TOKYO -- Log exports from Canada to Japan have dropped in recent months despite a side deal to the Trans-Pacific Partnership designed to ensure stable supply, raising concerns of a possible first violation of the regional trade pact.
Shipments fell 77% on the year in the January-May period to 97,380 sq. meters, according to the Japan Lumber Importers' Association. No logs were shipped at all in April, and May's figure was just 5% of the level a year earlier.
Japan relies on other countries for over 60% of its wood products. Last year, 28% of its log imports came from Canada -- second only to 50% from the U.S. Imported logs are often used in plywood along with Japanese lumber, meaning increased shipments could help invigorate Japan's domestic wood industry as well.
"If imports from Canada stop, we could see a disruption in the use of Japanese lumber," said Atsuhiro Inoue, president of Japanese plywood maker Seihoku.
Japan's Ministry of Agriculture, Forestry and Fisheries is reviewing the situation. It could file a formal complaint with the Canadian government if it finds that Ottawa is refusing to issue export permits without a valid reason, which would be the first documented violation of the TPP.
As part of the 11-member version of TPP that took effect in December 2018, Japan agreed to lower tariffs on Canadian plywood. But because a surge in plywood shipments alone could stifle Japan's wood industry, Canada also agreed in a side letter to the TPP that it would grant export permits for logs on request. Usually, Canada only grants permits when there is a domestic surplus.
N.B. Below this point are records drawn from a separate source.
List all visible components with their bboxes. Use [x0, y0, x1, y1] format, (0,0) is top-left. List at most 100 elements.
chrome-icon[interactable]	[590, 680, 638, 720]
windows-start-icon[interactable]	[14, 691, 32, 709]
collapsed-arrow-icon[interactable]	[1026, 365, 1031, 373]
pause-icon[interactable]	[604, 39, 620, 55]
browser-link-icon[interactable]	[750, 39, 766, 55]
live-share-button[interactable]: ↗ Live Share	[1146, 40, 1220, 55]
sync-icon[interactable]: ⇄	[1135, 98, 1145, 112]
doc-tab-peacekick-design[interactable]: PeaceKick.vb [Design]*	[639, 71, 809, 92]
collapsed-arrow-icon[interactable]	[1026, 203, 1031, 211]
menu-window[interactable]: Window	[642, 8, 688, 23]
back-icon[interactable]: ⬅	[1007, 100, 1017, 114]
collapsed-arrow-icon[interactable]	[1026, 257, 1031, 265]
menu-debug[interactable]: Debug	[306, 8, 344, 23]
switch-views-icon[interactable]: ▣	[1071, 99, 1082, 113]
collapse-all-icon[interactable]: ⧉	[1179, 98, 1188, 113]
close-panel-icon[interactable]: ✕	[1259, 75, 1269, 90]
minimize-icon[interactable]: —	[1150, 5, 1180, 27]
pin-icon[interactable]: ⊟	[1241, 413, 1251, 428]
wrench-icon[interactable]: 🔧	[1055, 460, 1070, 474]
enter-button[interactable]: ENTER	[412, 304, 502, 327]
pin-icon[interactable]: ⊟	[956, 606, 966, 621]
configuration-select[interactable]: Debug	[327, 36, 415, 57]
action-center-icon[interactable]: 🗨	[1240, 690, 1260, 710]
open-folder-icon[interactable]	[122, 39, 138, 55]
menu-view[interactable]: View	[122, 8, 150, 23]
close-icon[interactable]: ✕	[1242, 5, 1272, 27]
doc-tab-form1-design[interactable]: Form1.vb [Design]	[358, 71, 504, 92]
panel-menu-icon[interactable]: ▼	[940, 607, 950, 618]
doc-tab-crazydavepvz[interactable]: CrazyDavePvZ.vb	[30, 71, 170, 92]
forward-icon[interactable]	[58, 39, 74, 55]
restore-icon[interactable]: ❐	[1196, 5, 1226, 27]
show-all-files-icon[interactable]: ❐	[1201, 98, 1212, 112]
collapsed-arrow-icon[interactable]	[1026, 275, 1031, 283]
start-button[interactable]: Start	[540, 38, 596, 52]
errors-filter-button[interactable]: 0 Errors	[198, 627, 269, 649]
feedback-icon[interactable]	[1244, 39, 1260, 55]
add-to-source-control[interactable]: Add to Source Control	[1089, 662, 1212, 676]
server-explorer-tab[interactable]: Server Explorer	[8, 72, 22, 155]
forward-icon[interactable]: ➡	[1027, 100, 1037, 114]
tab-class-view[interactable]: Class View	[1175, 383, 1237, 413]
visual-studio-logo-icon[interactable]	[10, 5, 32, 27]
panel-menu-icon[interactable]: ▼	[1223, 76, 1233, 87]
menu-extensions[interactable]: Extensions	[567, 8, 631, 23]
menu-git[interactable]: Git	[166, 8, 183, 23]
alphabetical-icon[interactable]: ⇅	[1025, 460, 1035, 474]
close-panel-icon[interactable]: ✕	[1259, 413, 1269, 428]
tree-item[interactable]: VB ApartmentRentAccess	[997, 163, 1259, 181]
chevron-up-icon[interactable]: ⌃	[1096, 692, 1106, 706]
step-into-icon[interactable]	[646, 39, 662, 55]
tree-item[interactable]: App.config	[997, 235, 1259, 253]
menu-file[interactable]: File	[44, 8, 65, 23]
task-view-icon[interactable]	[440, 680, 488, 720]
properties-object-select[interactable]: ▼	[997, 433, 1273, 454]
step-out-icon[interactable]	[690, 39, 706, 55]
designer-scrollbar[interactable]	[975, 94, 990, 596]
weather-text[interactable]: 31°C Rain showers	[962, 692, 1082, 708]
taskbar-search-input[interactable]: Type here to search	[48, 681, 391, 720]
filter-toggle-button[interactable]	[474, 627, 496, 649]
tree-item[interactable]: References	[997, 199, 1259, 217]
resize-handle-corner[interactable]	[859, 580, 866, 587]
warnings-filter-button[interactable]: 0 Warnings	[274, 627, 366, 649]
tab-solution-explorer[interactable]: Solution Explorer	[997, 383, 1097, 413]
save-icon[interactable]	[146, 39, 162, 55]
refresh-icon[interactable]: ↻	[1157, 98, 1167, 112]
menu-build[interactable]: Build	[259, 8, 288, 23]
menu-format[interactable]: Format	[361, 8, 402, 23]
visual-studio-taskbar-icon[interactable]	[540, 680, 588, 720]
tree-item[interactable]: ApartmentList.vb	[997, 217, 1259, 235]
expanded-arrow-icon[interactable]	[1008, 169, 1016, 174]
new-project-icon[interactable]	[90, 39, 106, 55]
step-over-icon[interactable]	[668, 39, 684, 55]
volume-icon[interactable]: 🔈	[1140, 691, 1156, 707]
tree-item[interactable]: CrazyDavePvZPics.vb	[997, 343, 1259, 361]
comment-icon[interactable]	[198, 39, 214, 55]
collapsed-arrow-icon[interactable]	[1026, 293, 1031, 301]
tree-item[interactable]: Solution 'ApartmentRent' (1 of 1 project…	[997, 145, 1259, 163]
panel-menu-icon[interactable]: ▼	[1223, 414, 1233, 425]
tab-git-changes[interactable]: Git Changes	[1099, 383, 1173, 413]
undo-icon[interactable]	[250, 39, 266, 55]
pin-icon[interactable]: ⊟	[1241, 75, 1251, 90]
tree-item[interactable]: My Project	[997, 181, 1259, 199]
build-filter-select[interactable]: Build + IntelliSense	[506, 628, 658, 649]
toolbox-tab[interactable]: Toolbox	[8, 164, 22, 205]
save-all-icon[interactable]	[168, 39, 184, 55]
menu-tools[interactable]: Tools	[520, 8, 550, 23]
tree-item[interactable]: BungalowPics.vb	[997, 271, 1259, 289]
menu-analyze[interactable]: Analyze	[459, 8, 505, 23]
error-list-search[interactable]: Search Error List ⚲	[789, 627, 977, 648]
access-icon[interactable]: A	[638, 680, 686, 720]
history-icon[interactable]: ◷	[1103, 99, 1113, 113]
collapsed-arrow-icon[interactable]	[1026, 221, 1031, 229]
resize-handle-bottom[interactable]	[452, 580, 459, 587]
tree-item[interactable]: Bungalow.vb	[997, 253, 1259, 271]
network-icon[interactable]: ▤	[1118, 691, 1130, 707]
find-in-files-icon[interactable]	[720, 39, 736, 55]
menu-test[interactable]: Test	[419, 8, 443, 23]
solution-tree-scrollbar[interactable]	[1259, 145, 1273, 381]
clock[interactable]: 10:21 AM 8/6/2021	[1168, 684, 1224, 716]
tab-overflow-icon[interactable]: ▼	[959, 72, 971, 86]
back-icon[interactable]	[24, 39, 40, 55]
The recent plunge has been attributed to a decrease in Canadian production, caused by protracted strikes and other factors. Still, if the Canadian government does not permit requested log exports to Japan, that would be a breach of the TPP.
Refusals could impact Canadian businesses as well, since exported logs tend to sell for more and help their bottom line. Mosaic Foreign Management curtailed harvesting operations in November 2019, and is currently operating at reduced capacity.
For now, Japanese trading houses and lumber companies are buying more American logs to fill the gap. But Canadian logs are considered better quality than those from the U.S., and industry insiders say finding a good alternative will not be easy.
In addition to the TPP, Japan has signed comprehensive trade deals with the European Union and the U.S. in recent years. "We could see more cases where countries do not stick to the terms of these agreements," said a Japanese government source who had been involved in TPP negotiations.